O(N) – The algorithm creates a list of positions based on the `special` list's elements found in the `regular` list; in the worst case, all elements of the `special` list are present in the `regular` list, resulting in a list of size N (where N is the length of the `special` list). The longest increasing subsequence algorithm then operates on this list of positions, requiring an auxiliary array of at most the same size N to store the subsequence. Therefore, the auxiliary space complexity is O(N).

Edge Cases

Case	How to Handle
Empty target array	Return 0, as an empty sequence can always be made with 0 operations.
Empty source array	Return the length of the target array, as every element needs to be inserted.
Target array longer than source array and no subsequence exists	Return the length of the target array because we would need to insert all elements in target into source.

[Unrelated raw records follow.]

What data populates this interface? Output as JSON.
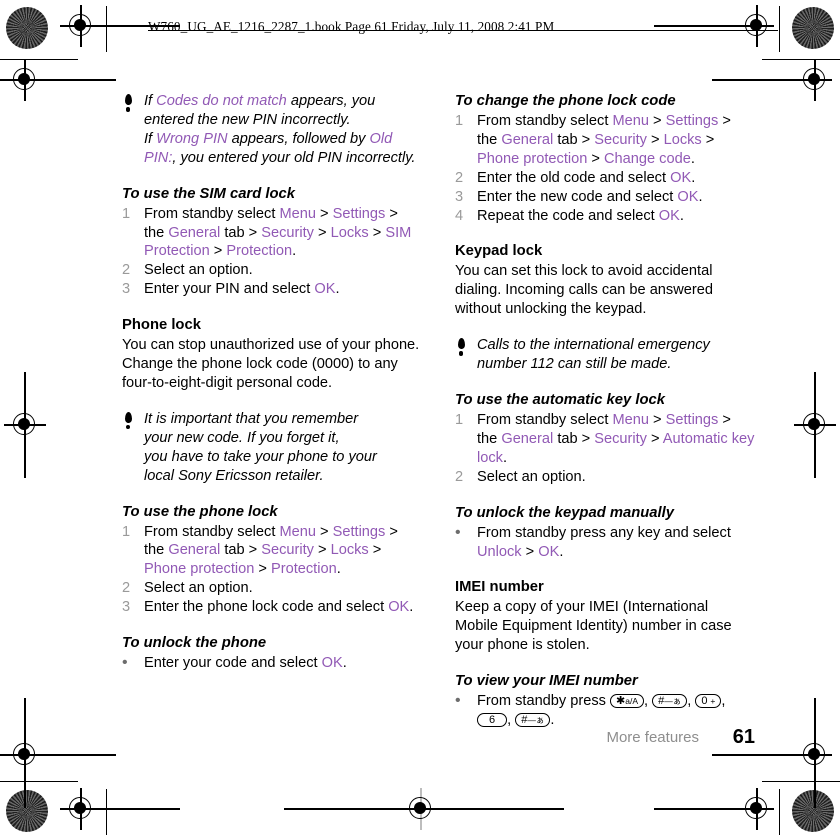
{
  "header": {
    "text": "W760_UG_AE_1216_2287_1.book  Page 61  Friday, July 11, 2008  2:41 PM"
  },
  "colors": {
    "ui_accent": "#9159b5",
    "step_number": "#9a9a9a",
    "footer_label": "#8e8e8e",
    "text": "#000000",
    "page_background": "#ffffff"
  },
  "left_column": {
    "note_1": {
      "segments": [
        {
          "text": "If ",
          "style": "italic"
        },
        {
          "text": "Codes do not match",
          "style": "ui"
        },
        {
          "text": " appears, you entered the new PIN incorrectly.",
          "style": "italic"
        },
        {
          "text": "If ",
          "style": "italic"
        },
        {
          "text": "Wrong PIN",
          "style": "ui"
        },
        {
          "text": " appears, followed by ",
          "style": "italic"
        },
        {
          "text": "Old PIN:",
          "style": "ui"
        },
        {
          "text": ", you entered your old PIN incorrectly.",
          "style": "italic"
        }
      ],
      "line_1_a": "If ",
      "line_1_ui": "Codes do not match",
      "line_1_b": " appears, you",
      "line_2": "entered the new PIN incorrectly.",
      "line_3_a": "If ",
      "line_3_ui": "Wrong PIN",
      "line_3_b": " appears, followed by ",
      "line_3_ui2": "Old",
      "line_4_ui": "PIN:",
      "line_4_b": ", you entered your old PIN incorrectly."
    },
    "sim_card_lock": {
      "heading": "To use the SIM card lock",
      "steps": [
        {
          "marker": "1",
          "parts": [
            {
              "t": "From standby select ",
              "s": "plain"
            },
            {
              "t": "Menu",
              "s": "ui"
            },
            {
              "t": " > ",
              "s": "plain"
            },
            {
              "t": "Settings",
              "s": "ui"
            },
            {
              "t": " > the ",
              "s": "plain"
            },
            {
              "t": "General",
              "s": "ui"
            },
            {
              "t": " tab > ",
              "s": "plain"
            },
            {
              "t": "Security",
              "s": "ui"
            },
            {
              "t": " > ",
              "s": "plain"
            },
            {
              "t": "Locks",
              "s": "ui"
            },
            {
              "t": " > ",
              "s": "plain"
            },
            {
              "t": "SIM Protection",
              "s": "ui"
            },
            {
              "t": " > ",
              "s": "plain"
            },
            {
              "t": "Protection",
              "s": "ui"
            },
            {
              "t": ".",
              "s": "plain"
            }
          ]
        },
        {
          "marker": "2",
          "parts": [
            {
              "t": "Select an option.",
              "s": "plain"
            }
          ]
        },
        {
          "marker": "3",
          "parts": [
            {
              "t": "Enter your PIN and select ",
              "s": "plain"
            },
            {
              "t": "OK",
              "s": "ui"
            },
            {
              "t": ".",
              "s": "plain"
            }
          ]
        }
      ]
    },
    "phone_lock": {
      "heading": "Phone lock",
      "body": "You can stop unauthorized use of your phone. Change the phone lock code (0000) to any four-to-eight-digit personal code."
    },
    "note_2": {
      "text": "It is important that you remember your new code. If you forget it, you have to take your phone to your local Sony Ericsson retailer.",
      "line_1": "It is important that you remember",
      "line_2": "your new code. If you forget it,",
      "line_3": "you have to take your phone to your",
      "line_4": "local Sony Ericsson retailer."
    },
    "use_phone_lock": {
      "heading": "To use the phone lock",
      "steps": [
        {
          "marker": "1",
          "parts": [
            {
              "t": "From standby select ",
              "s": "plain"
            },
            {
              "t": "Menu",
              "s": "ui"
            },
            {
              "t": " > ",
              "s": "plain"
            },
            {
              "t": "Settings",
              "s": "ui"
            },
            {
              "t": " > the ",
              "s": "plain"
            },
            {
              "t": "General",
              "s": "ui"
            },
            {
              "t": " tab > ",
              "s": "plain"
            },
            {
              "t": "Security",
              "s": "ui"
            },
            {
              "t": " > ",
              "s": "plain"
            },
            {
              "t": "Locks",
              "s": "ui"
            },
            {
              "t": " > ",
              "s": "plain"
            },
            {
              "t": "Phone protection",
              "s": "ui"
            },
            {
              "t": " > ",
              "s": "plain"
            },
            {
              "t": "Protection",
              "s": "ui"
            },
            {
              "t": ".",
              "s": "plain"
            }
          ]
        },
        {
          "marker": "2",
          "parts": [
            {
              "t": "Select an option.",
              "s": "plain"
            }
          ]
        },
        {
          "marker": "3",
          "parts": [
            {
              "t": "Enter the phone lock code and select ",
              "s": "plain"
            },
            {
              "t": "OK",
              "s": "ui"
            },
            {
              "t": ".",
              "s": "plain"
            }
          ]
        }
      ]
    },
    "unlock_phone": {
      "heading": "To unlock the phone",
      "steps": [
        {
          "marker": "•",
          "parts": [
            {
              "t": "Enter your code and select ",
              "s": "plain"
            },
            {
              "t": "OK",
              "s": "ui"
            },
            {
              "t": ".",
              "s": "plain"
            }
          ]
        }
      ]
    }
  },
  "right_column": {
    "change_lock_code": {
      "heading": "To change the phone lock code",
      "steps": [
        {
          "marker": "1",
          "parts": [
            {
              "t": "From standby select ",
              "s": "plain"
            },
            {
              "t": "Menu",
              "s": "ui"
            },
            {
              "t": " > ",
              "s": "plain"
            },
            {
              "t": "Settings",
              "s": "ui"
            },
            {
              "t": " > the ",
              "s": "plain"
            },
            {
              "t": "General",
              "s": "ui"
            },
            {
              "t": " tab > ",
              "s": "plain"
            },
            {
              "t": "Security",
              "s": "ui"
            },
            {
              "t": " > ",
              "s": "plain"
            },
            {
              "t": "Locks",
              "s": "ui"
            },
            {
              "t": " > ",
              "s": "plain"
            },
            {
              "t": "Phone protection",
              "s": "ui"
            },
            {
              "t": " > ",
              "s": "plain"
            },
            {
              "t": "Change code",
              "s": "ui"
            },
            {
              "t": ".",
              "s": "plain"
            }
          ]
        },
        {
          "marker": "2",
          "parts": [
            {
              "t": "Enter the old code and select ",
              "s": "plain"
            },
            {
              "t": "OK",
              "s": "ui"
            },
            {
              "t": ".",
              "s": "plain"
            }
          ]
        },
        {
          "marker": "3",
          "parts": [
            {
              "t": "Enter the new code and select ",
              "s": "plain"
            },
            {
              "t": "OK",
              "s": "ui"
            },
            {
              "t": ".",
              "s": "plain"
            }
          ]
        },
        {
          "marker": "4",
          "parts": [
            {
              "t": "Repeat the code and select ",
              "s": "plain"
            },
            {
              "t": "OK",
              "s": "ui"
            },
            {
              "t": ".",
              "s": "plain"
            }
          ]
        }
      ]
    },
    "keypad_lock": {
      "heading": "Keypad lock",
      "body": "You can set this lock to avoid accidental dialing. Incoming calls can be answered without unlocking the keypad."
    },
    "note_3": {
      "text": "Calls to the international emergency number 112 can still be made.",
      "line_1": "Calls to the international emergency",
      "line_2": "number 112 can still be made."
    },
    "auto_key_lock": {
      "heading": "To use the automatic key lock",
      "steps": [
        {
          "marker": "1",
          "parts": [
            {
              "t": "From standby select ",
              "s": "plain"
            },
            {
              "t": "Menu",
              "s": "ui"
            },
            {
              "t": " > ",
              "s": "plain"
            },
            {
              "t": "Settings",
              "s": "ui"
            },
            {
              "t": " > the ",
              "s": "plain"
            },
            {
              "t": "General",
              "s": "ui"
            },
            {
              "t": " tab > ",
              "s": "plain"
            },
            {
              "t": "Security",
              "s": "ui"
            },
            {
              "t": " > ",
              "s": "plain"
            },
            {
              "t": "Automatic key lock",
              "s": "ui"
            },
            {
              "t": ".",
              "s": "plain"
            }
          ]
        },
        {
          "marker": "2",
          "parts": [
            {
              "t": "Select an option.",
              "s": "plain"
            }
          ]
        }
      ]
    },
    "unlock_keypad": {
      "heading": "To unlock the keypad manually",
      "steps": [
        {
          "marker": "•",
          "parts": [
            {
              "t": "From standby press any key and select ",
              "s": "plain"
            },
            {
              "t": "Unlock",
              "s": "ui"
            },
            {
              "t": " > ",
              "s": "plain"
            },
            {
              "t": "OK",
              "s": "ui"
            },
            {
              "t": ".",
              "s": "plain"
            }
          ]
        }
      ]
    },
    "imei_number": {
      "heading": "IMEI number",
      "body": "Keep a copy of your IMEI (International Mobile Equipment Identity) number in case your phone is stolen."
    },
    "view_imei": {
      "heading": "To view your IMEI number",
      "marker": "•",
      "lead_text": "From standby press ",
      "keys": [
        {
          "main": "✱",
          "sub": "a/A"
        },
        {
          "main": "#",
          "sub": "—ぁ"
        },
        {
          "main": "0",
          "sub": "+"
        },
        {
          "main": "6",
          "sub": ""
        },
        {
          "main": "#",
          "sub": "—ぁ"
        }
      ],
      "separators": [
        ", ",
        ", ",
        ", ",
        ", "
      ],
      "trailing": "."
    }
  },
  "footer": {
    "section_label": "More features",
    "page_number": "61"
  }
}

Source and target arrays are identical	Return 0, since the target is already a subsequence.
All elements in target array are not present in the source array	Return the length of the target array, as no elements match and all must be inserted.
Source array contains duplicate elements while target array does not	The LIS algorithm should correctly handle duplicates in the source array while finding the longest increasing subsequence of target indices in source.

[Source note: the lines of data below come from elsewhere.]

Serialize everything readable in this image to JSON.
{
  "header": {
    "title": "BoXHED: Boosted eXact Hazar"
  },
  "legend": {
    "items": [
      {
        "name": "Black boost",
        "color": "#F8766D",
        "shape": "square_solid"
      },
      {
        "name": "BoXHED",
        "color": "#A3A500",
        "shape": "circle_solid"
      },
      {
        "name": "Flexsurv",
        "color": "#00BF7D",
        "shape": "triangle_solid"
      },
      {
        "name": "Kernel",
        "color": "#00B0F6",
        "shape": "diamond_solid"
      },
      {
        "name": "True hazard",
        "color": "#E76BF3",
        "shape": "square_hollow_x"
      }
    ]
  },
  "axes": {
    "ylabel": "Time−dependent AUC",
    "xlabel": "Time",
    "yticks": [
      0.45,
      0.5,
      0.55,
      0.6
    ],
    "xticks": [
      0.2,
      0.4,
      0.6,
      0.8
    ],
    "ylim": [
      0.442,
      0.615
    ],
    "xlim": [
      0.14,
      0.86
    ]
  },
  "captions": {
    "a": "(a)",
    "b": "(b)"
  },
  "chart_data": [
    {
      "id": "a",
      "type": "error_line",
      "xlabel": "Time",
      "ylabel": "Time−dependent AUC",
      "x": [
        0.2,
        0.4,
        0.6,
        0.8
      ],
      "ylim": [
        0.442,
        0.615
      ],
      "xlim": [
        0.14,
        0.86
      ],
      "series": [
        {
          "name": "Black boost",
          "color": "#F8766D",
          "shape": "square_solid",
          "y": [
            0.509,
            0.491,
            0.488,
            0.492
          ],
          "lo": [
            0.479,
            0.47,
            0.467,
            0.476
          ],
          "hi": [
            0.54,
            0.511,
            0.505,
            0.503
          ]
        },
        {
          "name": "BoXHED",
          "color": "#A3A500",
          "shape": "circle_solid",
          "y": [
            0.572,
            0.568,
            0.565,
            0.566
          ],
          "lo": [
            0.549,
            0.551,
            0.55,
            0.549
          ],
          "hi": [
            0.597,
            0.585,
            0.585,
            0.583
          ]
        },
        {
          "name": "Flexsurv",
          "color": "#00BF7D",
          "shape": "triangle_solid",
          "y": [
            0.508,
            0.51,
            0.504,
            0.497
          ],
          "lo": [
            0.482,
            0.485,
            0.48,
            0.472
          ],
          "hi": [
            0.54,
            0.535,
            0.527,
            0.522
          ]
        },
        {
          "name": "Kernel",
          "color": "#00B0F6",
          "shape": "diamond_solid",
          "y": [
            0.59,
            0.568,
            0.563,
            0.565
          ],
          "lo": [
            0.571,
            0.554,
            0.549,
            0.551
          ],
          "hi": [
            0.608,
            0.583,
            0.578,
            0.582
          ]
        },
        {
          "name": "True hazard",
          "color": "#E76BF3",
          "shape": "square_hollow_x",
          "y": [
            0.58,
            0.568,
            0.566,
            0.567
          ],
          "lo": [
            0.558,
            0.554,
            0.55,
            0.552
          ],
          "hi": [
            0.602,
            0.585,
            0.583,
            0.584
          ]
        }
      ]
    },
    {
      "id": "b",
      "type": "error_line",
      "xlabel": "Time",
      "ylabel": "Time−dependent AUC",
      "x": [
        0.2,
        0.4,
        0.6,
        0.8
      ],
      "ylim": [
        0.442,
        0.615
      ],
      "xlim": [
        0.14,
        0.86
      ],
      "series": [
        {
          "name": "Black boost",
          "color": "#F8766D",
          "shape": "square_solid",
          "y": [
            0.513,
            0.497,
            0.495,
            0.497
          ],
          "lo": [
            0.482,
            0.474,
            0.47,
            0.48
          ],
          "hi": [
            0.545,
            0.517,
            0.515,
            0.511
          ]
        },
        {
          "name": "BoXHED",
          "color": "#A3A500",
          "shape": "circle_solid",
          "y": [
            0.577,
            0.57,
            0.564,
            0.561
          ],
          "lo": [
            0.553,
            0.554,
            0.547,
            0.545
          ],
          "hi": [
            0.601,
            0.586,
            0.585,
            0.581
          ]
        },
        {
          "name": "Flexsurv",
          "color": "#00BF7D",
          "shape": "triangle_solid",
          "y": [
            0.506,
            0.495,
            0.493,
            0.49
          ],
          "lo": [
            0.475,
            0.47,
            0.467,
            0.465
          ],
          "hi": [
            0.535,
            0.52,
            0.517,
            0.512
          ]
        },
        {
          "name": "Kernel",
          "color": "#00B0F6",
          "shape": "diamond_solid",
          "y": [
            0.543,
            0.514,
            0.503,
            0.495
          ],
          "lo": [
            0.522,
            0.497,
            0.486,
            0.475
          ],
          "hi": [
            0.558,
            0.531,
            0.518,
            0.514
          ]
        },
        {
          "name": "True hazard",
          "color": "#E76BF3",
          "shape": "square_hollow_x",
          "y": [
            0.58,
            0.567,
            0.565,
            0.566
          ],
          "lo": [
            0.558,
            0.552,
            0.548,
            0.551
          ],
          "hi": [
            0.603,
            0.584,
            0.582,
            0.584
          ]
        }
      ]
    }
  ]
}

Large input arrays that may cause time limit exceeded	Use an efficient Longest Increasing Subsequence (LIS) algorithm with O(n log n) complexity to handle large inputs, specifically binary search.
Integer overflow if elements are too large and the difference between elements is used	The comparison operations should be carefully reviewed and cast to a larger data type when comparing, to prevent potential overflow issues if the elements can be large.